A Medical Device Daily

The American Association for Homecare (Alexandria, Virginia) expects hundreds of homecare providers, patients and medical equipment manufacturers at its annual Washington Legislative conference, today and tomorrow at the J.W. Marriott in Washington.

Among top priorities for the association are bills to repeal the Medicare oxygen therapy changes passed in the Deficit Reduction Act (DRA) and a bill to amend competitive acquisition mandated by the Medicare Modernization Act of 2003 (MMA).

The homecare association is asking Congress to:

  • Support HR 5513, the Home Oxygen Patient Protection Act of 2006. It repeals the provision of the Deficit Reduction Act that forces beneficiaries to own and assume responsibility for oxygen equipment.
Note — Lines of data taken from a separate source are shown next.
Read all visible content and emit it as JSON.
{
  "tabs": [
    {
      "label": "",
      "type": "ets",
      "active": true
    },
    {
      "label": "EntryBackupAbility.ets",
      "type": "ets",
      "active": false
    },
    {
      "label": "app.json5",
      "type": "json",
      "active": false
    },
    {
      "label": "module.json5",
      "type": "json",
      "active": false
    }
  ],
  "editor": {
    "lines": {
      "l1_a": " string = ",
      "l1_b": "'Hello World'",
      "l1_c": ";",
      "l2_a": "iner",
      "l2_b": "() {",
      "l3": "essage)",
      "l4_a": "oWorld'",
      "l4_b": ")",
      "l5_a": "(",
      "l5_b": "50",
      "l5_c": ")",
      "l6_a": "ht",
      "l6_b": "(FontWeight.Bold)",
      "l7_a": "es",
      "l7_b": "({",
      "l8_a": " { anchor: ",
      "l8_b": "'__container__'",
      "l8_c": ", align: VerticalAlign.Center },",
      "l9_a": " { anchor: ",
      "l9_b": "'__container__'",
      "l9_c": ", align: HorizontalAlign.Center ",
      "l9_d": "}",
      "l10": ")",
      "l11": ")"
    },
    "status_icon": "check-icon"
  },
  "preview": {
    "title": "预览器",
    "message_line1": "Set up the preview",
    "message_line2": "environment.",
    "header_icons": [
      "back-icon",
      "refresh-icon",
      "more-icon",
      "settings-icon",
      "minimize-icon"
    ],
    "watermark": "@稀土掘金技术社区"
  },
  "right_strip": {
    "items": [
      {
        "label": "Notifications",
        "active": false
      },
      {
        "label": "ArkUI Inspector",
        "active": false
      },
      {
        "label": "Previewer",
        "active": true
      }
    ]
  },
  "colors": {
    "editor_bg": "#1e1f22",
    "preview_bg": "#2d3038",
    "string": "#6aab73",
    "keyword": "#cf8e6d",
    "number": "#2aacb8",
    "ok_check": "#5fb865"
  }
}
The association maintains that the DRA oxygen provision raises medical risks and does not save Medicare money.
  • Support the Hobson-Tanner bill, HR 3559, which amends the competitive bidding under MMA to ensure quality standards are in place, preserve patient access to homecare, and protect small providers.
  • Urge the Centers for Medicare & Medicaid Services (Baltimore) to use the alternative to gap-filling for setting the fee schedule for new power mobility codes.
  • Preserve the Medicare home health inflation update to strengthen access to care and offset technology, fuel and skilled labor costs.
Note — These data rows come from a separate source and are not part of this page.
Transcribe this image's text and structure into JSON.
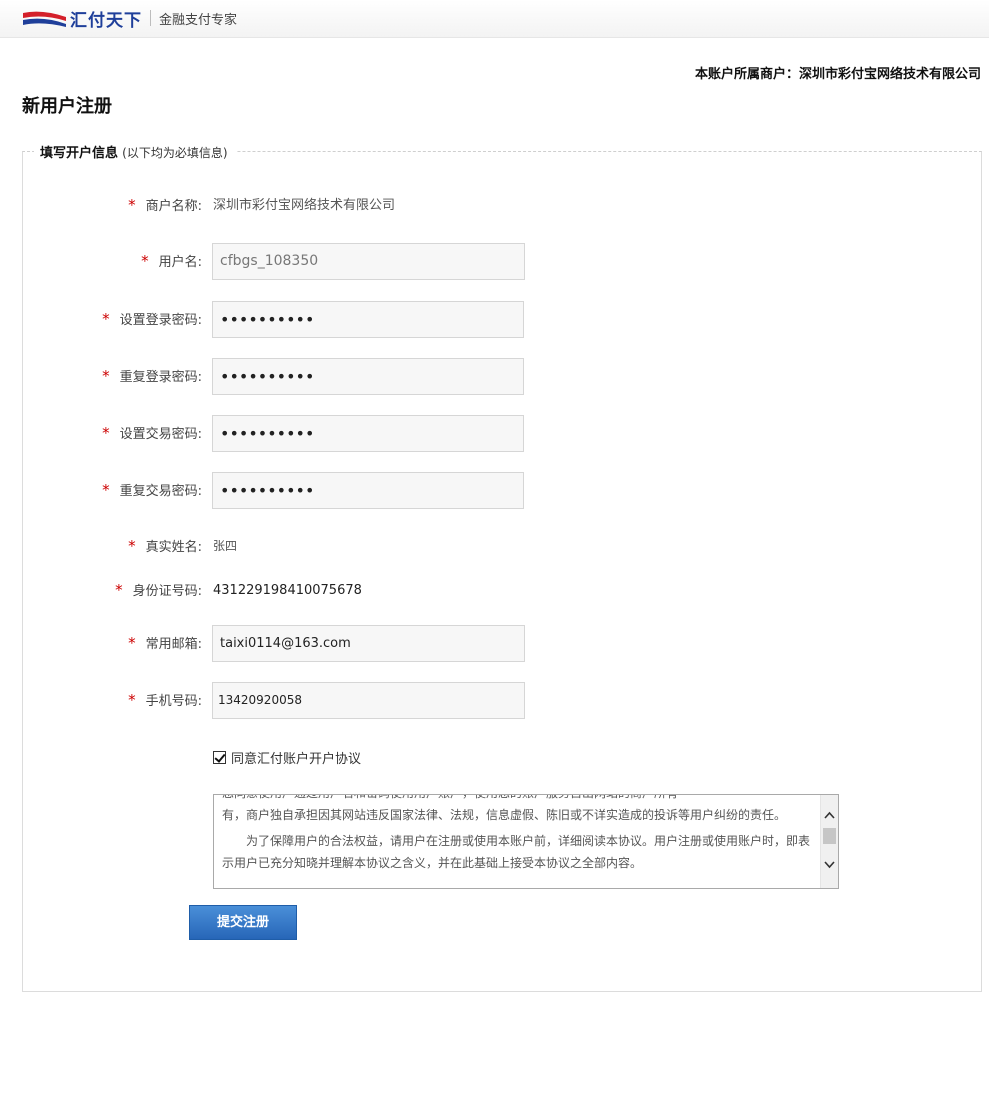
{
  "header": {
    "brand_name": "汇付天下",
    "brand_small": "chinapnr",
    "slogan": "金融支付专家"
  },
  "merchant_line": "本账户所属商户：深圳市彩付宝网络技术有限公司",
  "page_title": "新用户注册",
  "section": {
    "legend_title": "填写开户信息",
    "legend_note": "(以下均为必填信息)"
  },
  "form": {
    "required_mark": "*",
    "merchant_name": {
      "label": "商户名称:",
      "value": "深圳市彩付宝网络技术有限公司"
    },
    "username": {
      "label": "用户名:",
      "value": "cfbgs_108350"
    },
    "login_password": {
      "label": "设置登录密码:",
      "value": "••••••••••"
    },
    "login_password_repeat": {
      "label": "重复登录密码:",
      "value": "••••••••••"
    },
    "trade_password": {
      "label": "设置交易密码:",
      "value": "••••••••••"
    },
    "trade_password_repeat": {
      "label": "重复交易密码:",
      "value": "••••••••••"
    },
    "real_name": {
      "label": "真实姓名:",
      "value": "张四"
    },
    "id_number": {
      "label": "身份证号码:",
      "value": "431229198410075678"
    },
    "email": {
      "label": "常用邮箱:",
      "value": "taixi0114@163.com"
    },
    "phone": {
      "label": "手机号码:",
      "value": "13420920058"
    }
  },
  "agreement": {
    "checked": true,
    "label": "同意汇付账户开户协议",
    "text_cut": "您同意使用户通过用户名和密码使用用户账户，使用您的账户服务自出网站的商户所有",
    "text_line1": "有，商户独自承担因其网站违反国家法律、法规，信息虚假、陈旧或不详实造成的投诉等用户纠纷的责任。",
    "text_line2": "　　为了保障用户的合法权益，请用户在注册或使用本账户前，详细阅读本协议。用户注册或使用账户时，即表",
    "text_line3": "示用户已充分知晓并理解本协议之含义，并在此基础上接受本协议之全部内容。"
  },
  "submit_label": "提交注册"
}
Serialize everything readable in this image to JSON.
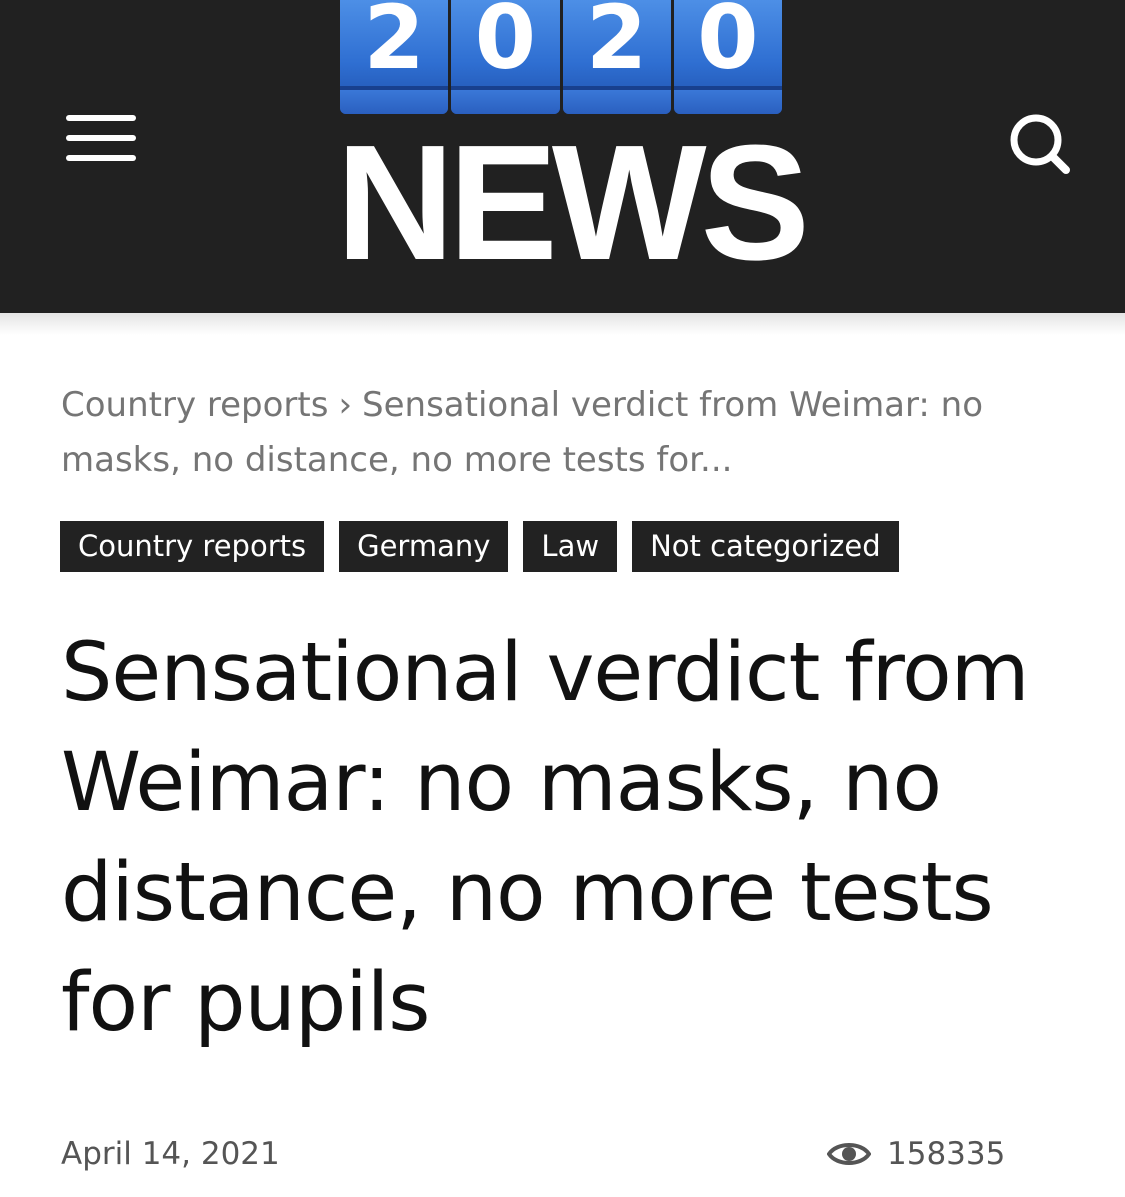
{
  "header": {
    "logo": {
      "digits": [
        "2",
        "0",
        "2",
        "0"
      ],
      "word": "NEWS"
    },
    "menu_icon": "hamburger-menu-icon",
    "search_icon": "search-icon",
    "background_color": "#212121"
  },
  "breadcrumb": {
    "parent": "Country reports",
    "separator": "›",
    "current": "Sensational verdict from Weimar: no masks, no distance, no more tests for..."
  },
  "tags": [
    "Country reports",
    "Germany",
    "Law",
    "Not categorized"
  ],
  "article": {
    "title": "Sensational verdict from Weimar: no masks, no distance, no more tests for pupils",
    "date": "April 14, 2021",
    "views_icon": "eye-icon",
    "views": "158335"
  },
  "colors": {
    "logo_blue": "#2f6fd2",
    "tag_background": "#222222",
    "meta_text": "#757575"
  }
}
Among the speakers at the gathering will be Rep. John Schwarz (R-Michigan), author of HR 5513.

The American Association for Homecare represents every line of service in the homecare community, including home medical equipment providers, home health care, respiratory and infusion therapy, telemedicine, rehab and assistive technology, and home hospice.
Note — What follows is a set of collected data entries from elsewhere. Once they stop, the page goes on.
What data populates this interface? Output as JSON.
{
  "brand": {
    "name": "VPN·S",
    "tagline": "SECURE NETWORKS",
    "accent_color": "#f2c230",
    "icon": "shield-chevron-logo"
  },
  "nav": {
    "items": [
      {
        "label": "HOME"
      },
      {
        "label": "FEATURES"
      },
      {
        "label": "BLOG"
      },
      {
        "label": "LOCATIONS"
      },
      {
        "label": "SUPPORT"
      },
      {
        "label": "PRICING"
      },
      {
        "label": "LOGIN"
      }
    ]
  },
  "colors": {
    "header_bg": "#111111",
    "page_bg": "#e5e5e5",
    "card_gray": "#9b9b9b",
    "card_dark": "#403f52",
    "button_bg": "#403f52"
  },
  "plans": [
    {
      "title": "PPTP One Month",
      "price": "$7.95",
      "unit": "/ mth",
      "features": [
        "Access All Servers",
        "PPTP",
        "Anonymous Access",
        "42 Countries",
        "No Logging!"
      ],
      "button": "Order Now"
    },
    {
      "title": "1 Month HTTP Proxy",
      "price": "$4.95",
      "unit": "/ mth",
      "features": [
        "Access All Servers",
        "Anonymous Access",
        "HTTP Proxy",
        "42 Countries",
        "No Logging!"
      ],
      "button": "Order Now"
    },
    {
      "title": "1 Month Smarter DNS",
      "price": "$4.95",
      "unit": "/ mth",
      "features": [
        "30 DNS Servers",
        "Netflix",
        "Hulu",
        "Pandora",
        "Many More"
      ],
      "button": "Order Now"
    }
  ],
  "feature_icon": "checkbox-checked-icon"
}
FDA nomination still on hold

Acting FDA Commissioner Andrew von Eschenbach remains stalled as a hold on his nomination to lead the agency continues. Sen. Hillary Rodham Clinton (D-New York) recently said she would continue the stalemate that was initiated by her and Sen. Patty Murray (D-Washington) to protest the FDA's failure to act on an application for over-the-counter sales of the Plan B contraceptive product.

A recent report on that controversy said former FDA commissioner Lester Crawford acknowledged that the agency had intended to allow such sales but had delayed its final decision while working on a rule to prohibit the product for anyone under 17 years of age.

Agency fights against counterfeits

The FDA recently announced new steps to combat counterfeit drugs. Among other things, the agency will require drug distributors to document the chain of custody of drug products, also known as their pedigree, throughout the distribution system.

The agency encouraged the use of electronic track-and-trace technology, such as radio frequency identification, which creates an electronic pedigree as a further safeguard against counterfeiting.

This effort corresponds to other recent safety-related measures announced by the agency, including its planned crackdown on drugs that are often part of products, even though they aren't supported by approvals under current regulatory standards.